Les bibliothèques d'entreprise ne sont pas une nouveauté. Elles sont aussi anciennes que les bibliothèques populaires, mais elles ont été jusqu'en 1945 essentiellement des créations patronales, encore qu'on ait vu apparaître entre les deux guerres les formes d'une gestion mixte assurée à la fois par le chef d'entreprise et par son personnel. La création des comités d'entreprise, obligatoire dans les entreprises employant plus de cinquante salariés, ont donné aux bibliothèques un développement notable. Chargés des services sociaux de l'entreprise, les comités se sont occupés de l'organisation des loisirs sous toutes leurs formes. La lecture s'inscrit naturellement dans cette organisation, mais il en va des bibliothèques d'entreprise comme des bibliothèques municipales : leur situation est très variable et dépend essentiellement de l'intérêt que les membres du comité attachent à la lecture.

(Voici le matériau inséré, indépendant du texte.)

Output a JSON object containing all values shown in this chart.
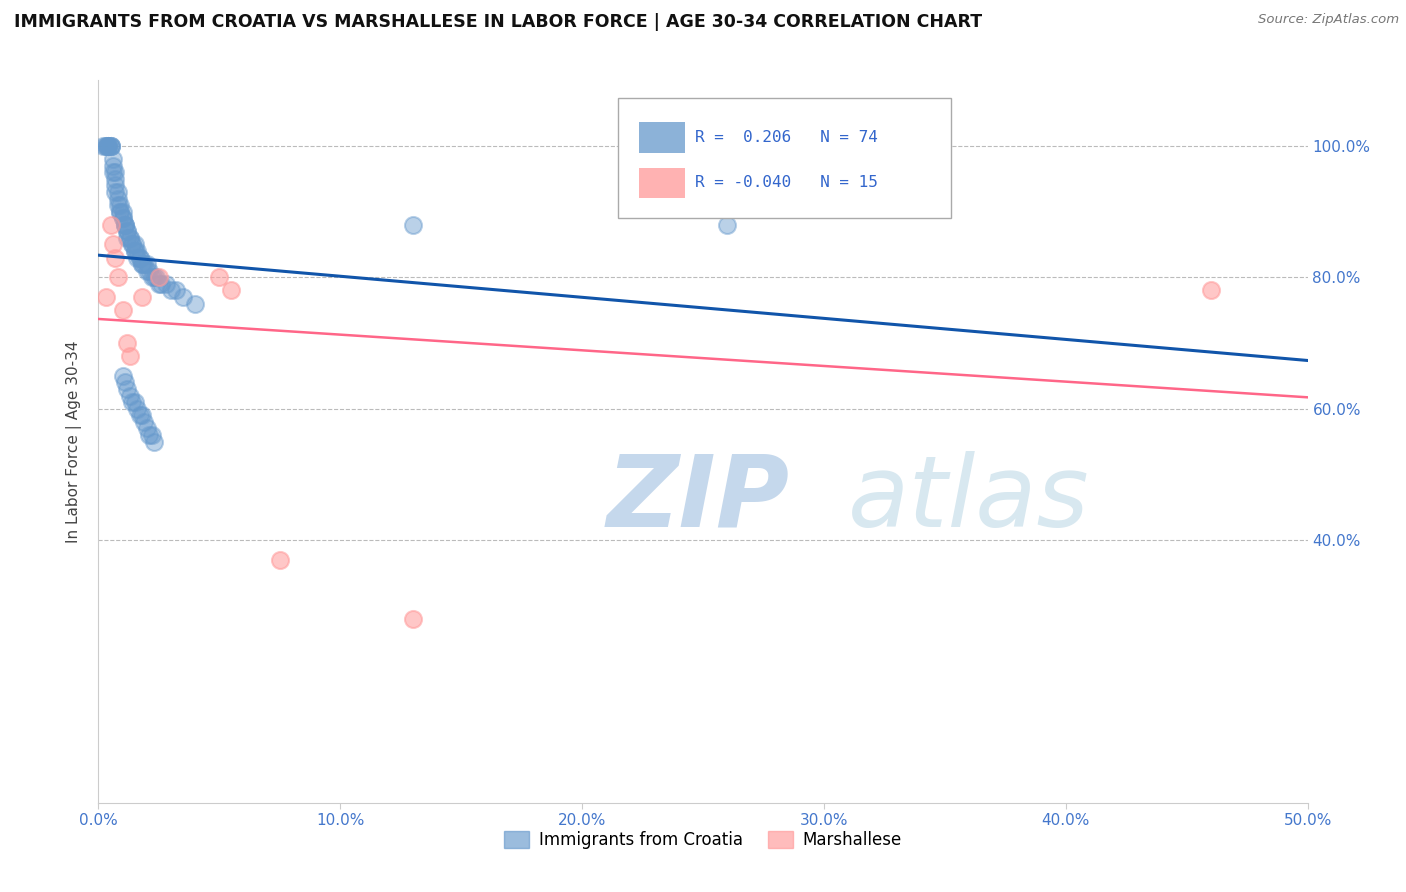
{
  "title": "IMMIGRANTS FROM CROATIA VS MARSHALLESE IN LABOR FORCE | AGE 30-34 CORRELATION CHART",
  "source": "Source: ZipAtlas.com",
  "ylabel": "In Labor Force | Age 30-34",
  "xlim": [
    0.0,
    0.5
  ],
  "ylim": [
    0.0,
    1.1
  ],
  "xtick_vals": [
    0.0,
    0.1,
    0.2,
    0.3,
    0.4,
    0.5
  ],
  "ytick_vals": [
    0.4,
    0.6,
    0.8,
    1.0
  ],
  "croatia_color": "#6699CC",
  "marshallese_color": "#FF9999",
  "croatia_line_color": "#1155AA",
  "marshallese_line_color": "#FF6688",
  "croatia_R": 0.206,
  "croatia_N": 74,
  "marshallese_R": -0.04,
  "marshallese_N": 15,
  "grid_color": "#BBBBBB",
  "background_color": "#FFFFFF",
  "croatia_x": [
    0.002,
    0.003,
    0.003,
    0.004,
    0.004,
    0.004,
    0.005,
    0.005,
    0.005,
    0.006,
    0.006,
    0.006,
    0.007,
    0.007,
    0.007,
    0.007,
    0.008,
    0.008,
    0.008,
    0.009,
    0.009,
    0.009,
    0.01,
    0.01,
    0.01,
    0.011,
    0.011,
    0.011,
    0.012,
    0.012,
    0.012,
    0.013,
    0.013,
    0.014,
    0.014,
    0.015,
    0.015,
    0.015,
    0.016,
    0.016,
    0.017,
    0.017,
    0.018,
    0.018,
    0.019,
    0.02,
    0.02,
    0.021,
    0.022,
    0.023,
    0.024,
    0.025,
    0.026,
    0.028,
    0.03,
    0.032,
    0.035,
    0.04,
    0.01,
    0.011,
    0.012,
    0.013,
    0.014,
    0.015,
    0.016,
    0.017,
    0.018,
    0.019,
    0.02,
    0.021,
    0.022,
    0.023,
    0.13,
    0.26
  ],
  "croatia_y": [
    1.0,
    1.0,
    1.0,
    1.0,
    1.0,
    1.0,
    1.0,
    1.0,
    1.0,
    0.98,
    0.97,
    0.96,
    0.96,
    0.95,
    0.94,
    0.93,
    0.93,
    0.92,
    0.91,
    0.91,
    0.9,
    0.9,
    0.9,
    0.89,
    0.89,
    0.88,
    0.88,
    0.88,
    0.87,
    0.87,
    0.86,
    0.86,
    0.86,
    0.85,
    0.85,
    0.85,
    0.84,
    0.84,
    0.84,
    0.83,
    0.83,
    0.83,
    0.82,
    0.82,
    0.82,
    0.82,
    0.81,
    0.81,
    0.8,
    0.8,
    0.8,
    0.79,
    0.79,
    0.79,
    0.78,
    0.78,
    0.77,
    0.76,
    0.65,
    0.64,
    0.63,
    0.62,
    0.61,
    0.61,
    0.6,
    0.59,
    0.59,
    0.58,
    0.57,
    0.56,
    0.56,
    0.55,
    0.88,
    0.88
  ],
  "marshallese_x": [
    0.003,
    0.005,
    0.006,
    0.007,
    0.008,
    0.01,
    0.011,
    0.012,
    0.013,
    0.018,
    0.02,
    0.03,
    0.05,
    0.46,
    0.46
  ],
  "marshallese_y": [
    0.77,
    0.88,
    0.85,
    0.83,
    0.8,
    0.75,
    0.72,
    0.7,
    0.68,
    0.77,
    0.75,
    0.77,
    0.8,
    0.78,
    0.78
  ],
  "marshallese_x_final": [
    0.003,
    0.005,
    0.006,
    0.007,
    0.008,
    0.01,
    0.012,
    0.013,
    0.018,
    0.025,
    0.05,
    0.055,
    0.46,
    0.075,
    0.13
  ],
  "marshallese_y_final": [
    0.77,
    0.88,
    0.85,
    0.83,
    0.8,
    0.75,
    0.7,
    0.68,
    0.77,
    0.8,
    0.8,
    0.78,
    0.78,
    0.37,
    0.28
  ]
}
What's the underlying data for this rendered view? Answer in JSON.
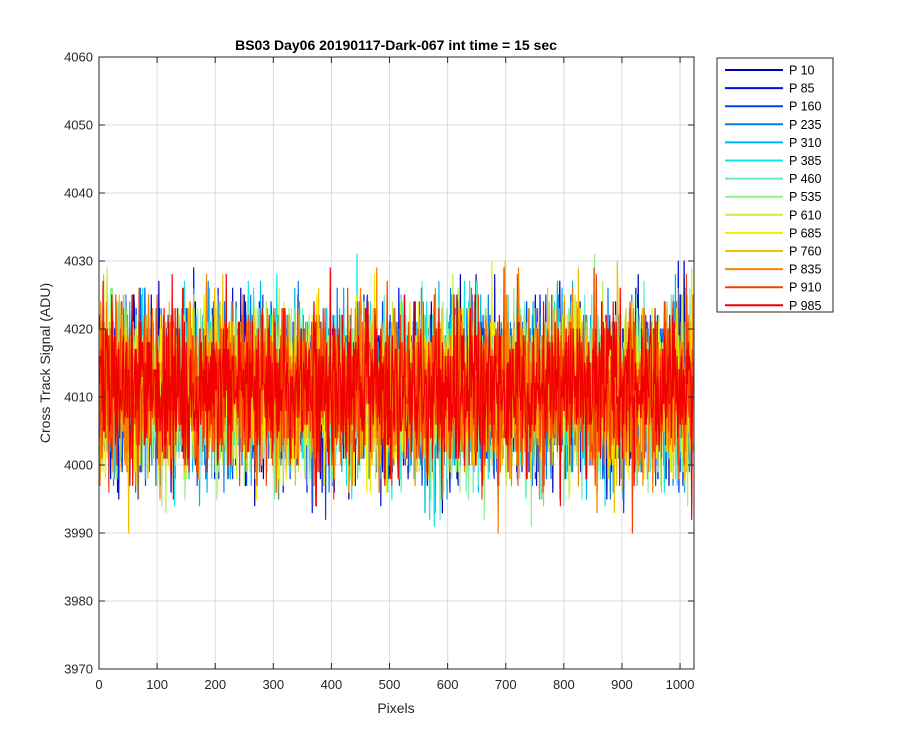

Voici donc, tracé à grands traits, le cadre institutionnel et administratif de la lecture publique française. Celle-ci s'inscrit dans un ensemble législatif et réglementaire qui détermine les relations entre les différentes personnes morales, Etat, collectivités locales, établissements publics, associations, qui peuvent en être les promoteurs, les artisans ou les auxiliaires. Leur coopération, la convergence des forces et des moyens ont créé, dans un certain nombre de villes et de départements, les conditions qui ont permis la réalisation de services de lecture publique exemplaires, efficaces, tout à fait satisfaisants pour les usagers. Mais nous savons aussi que le droite la lecture solennellement affirmé comme un « droit absolu » lors des journées d'étude des B.C.P. de décembre 1953, demeurera un droit théorique pour beaucoup de Français, aussi longtemps qu'un service national de lecture publique ne leur permettra pas d'avoir réellement accès à tous les livres utiles. Dans cette perspective beaucoup des textes que j'ai cités au cours de l'exposé sont insuffisants et lacunaires, inadaptés aux besoins de notre époque. Au moment où l'on parle de redéfinir les rapports de l'Etat et des collectivités locales et de légiférer en matière de lecture publique, la journée de réflexion à laquelle la section des bibliothèques publiques nous a conviés, ne pouvait mieux venir, à condition toutefois que nous sachions l'utiliser à une réflexion prospective réaliste, que nous résistions aux tentations de l'utopie, du bibliocentrisme et du corporatisme, et que nous gardions bien présente à l'esprit la réalité contraignante de textes fondamentaux et d'institutions vivantes que les réformes projetées devront nécessairement respecter et préserver.